光彦の母・雪江(佐久間良子)も兄・陽一郎(風間杜夫)も、快闊な光子が大好きで、「今度こそ、しっかり!ね」と、結婚を決めて帰ってこいとばかりに背中を押されるかたちで軽井沢へ向かう光彦だった。光子の出迎えを受けた光彦は、その足で宮田が店長を務める「パンの森・ミヤタ」を訪ねた。久しぶりの再会を喜ぶ3人。そこで宮田は、光子へプロポーズすると決めたと、そっと光彦に告げる。光子は、子供の頃から光彦に惹かれていた。光彦も光子のそんな気持ちを薄々感じていたのだが、なんとなくはぐらかしたまま時が過ぎてきた。そんな経緯を知っている宮田は、光彦へ気持ちを告げたのだった。そんな宮田の真摯な気持ちに、思わず「頑張れよ」と言ってしまう光彦。

そんな3人の再会からほどなく、光子の父・和幸(鶴田忍)が、草津温泉の「西の河原」で遺体となって発見される。現場検証によると、死因は後頭部を鈍器のようなもので殴打されたものだという。現場へ駆けつけた光子と光彦たちに、群馬県警草津署の橋田刑事(山本龍二)と長峰刑事(岡田浩暉)から所持品の確認を頼まれ、二人は草津署へと向かう。署で見せられたのは、和幸のポケットに入っていたという、木彫りの「蝉」の根付だった。根付とは印籠や巾着を腰の帯からぶら下げるときに使った、今でいうストラップのようなものだ。木彫りの蝉というと、高村光太郎の作品が有名だが、「高村光太郎が蝉の根付を作ったという話は聞いたことがない…」と光彦。光子も、この根付を見るのは初めてで、父・和幸のものかどうかは分からないという。
急を聞きつけ、雪江と須美子(原沙知絵)も光子を励ましに軽井沢へとやってきた。宮田の店で美味しいパンが振舞われ、光子の辛い気持ちもほんの少し和らくひと時が流れる。そこで雪江は、以前に和幸から聞いていた、蝉の根付を買った理由を光子に話す。和幸は、妻の智恵子を愛しぬいた高村光太郎にあやかり、光子にもそのような人とめぐり合い結婚をして欲しいと願いその蝉を買い求め、結婚式で渡したいと話していたとのことだった…。

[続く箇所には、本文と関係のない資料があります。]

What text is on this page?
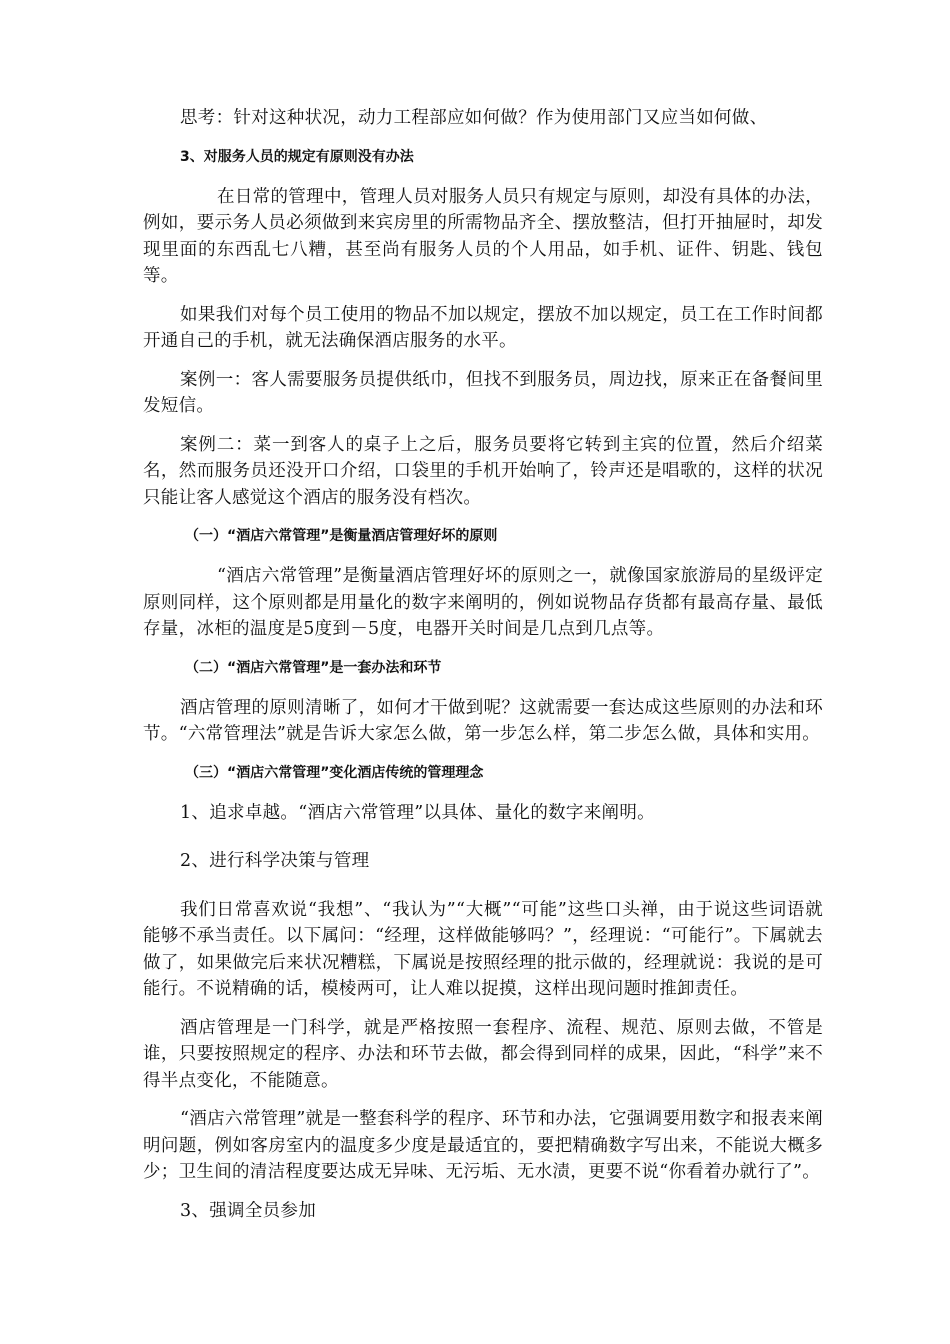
思考：针对这种状况，动力工程部应如何做？作为使用部门又应当如何做、

3、对服务人员的规定有原则没有办法

在日常的管理中，管理人员对服务人员只有规定与原则，却没有具体的办法，例如，要示务人员必须做到来宾房里的所需物品齐全、摆放整洁，但打开抽屉时，却发现里面的东西乱七八糟，甚至尚有服务人员的个人用品，如手机、证件、钥匙、钱包等。

如果我们对每个员工使用的物品不加以规定，摆放不加以规定，员工在工作时间都开通自己的手机，就无法确保酒店服务的水平。

案例一：客人需要服务员提供纸巾，但找不到服务员，周边找，原来正在备餐间里发短信。

案例二：菜一到客人的桌子上之后，服务员要将它转到主宾的位置，然后介绍菜名，然而服务员还没开口介绍，口袋里的手机开始响了，铃声还是唱歌的，这样的状况只能让客人感觉这个酒店的服务没有档次。

（一）“酒店六常管理”是衡量酒店管理好坏的原则

“酒店六常管理”是衡量酒店管理好坏的原则之一，就像国家旅游局的星级评定原则同样，这个原则都是用量化的数字来阐明的，例如说物品存货都有最高存量、最低存量，冰柜的温度是5度到－5度，电器开关时间是几点到几点等。

（二）“酒店六常管理”是一套办法和环节

酒店管理的原则清晰了，如何才干做到呢？这就需要一套达成这些原则的办法和环节。“六常管理法”就是告诉大家怎么做，第一步怎么样，第二步怎么做，具体和实用。

（三）“酒店六常管理”变化酒店传统的管理理念
1、追求卓越。“酒店六常管理”以具体、量化的数字来阐明。
2、进行科学决策与管理

我们日常喜欢说“我想”、“我认为”“大概”“可能”这些口头禅，由于说这些词语就能够不承当责任。以下属问：“经理，这样做能够吗？”，经理说：“可能行”。下属就去做了，如果做完后来状况糟糕，下属说是按照经理的批示做的，经理就说：我说的是可能行。不说精确的话，模棱两可，让人难以捉摸，这样出现问题时推卸责任。

酒店管理是一门科学，就是严格按照一套程序、流程、规范、原则去做，不管是谁，只要按照规定的程序、办法和环节去做，都会得到同样的成果，因此，“科学”来不得半点变化，不能随意。

“酒店六常管理”就是一整套科学的程序、环节和办法，它强调要用数字和报表来阐明问题，例如客房室内的温度多少度是最适宜的，要把精确数字写出来，不能说大概多少；卫生间的清洁程度要达成无异味、无污垢、无水渍，更要不说“你看着办就行了”。

3、强调全员参加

幼なじみの光子のため、事件の捜査を始めた光彦。軽井沢にも高村光太郎の木彫りの蝉を展示するギャラリーがあると宮田に聞くと、光彦は光子を連れ立ってギャラリーを訪ねた。そのギャラリーの店員から、以前、和幸が「怖い顔をして蝉を見ていた」との証言を得た。もし、和幸が高村光太郎の蝉の根付を買ったとしたら、高額な金額の取引をしている可能性があると推測した光彦は、和幸の銀行口座の出納を調べてほしいと光子に頼む。すると、木彫りの蝉の取り引きをしたと思われる人物として、地元軽井沢の名士として知られる柴山武司(清水紘治)の名前が挙がる…。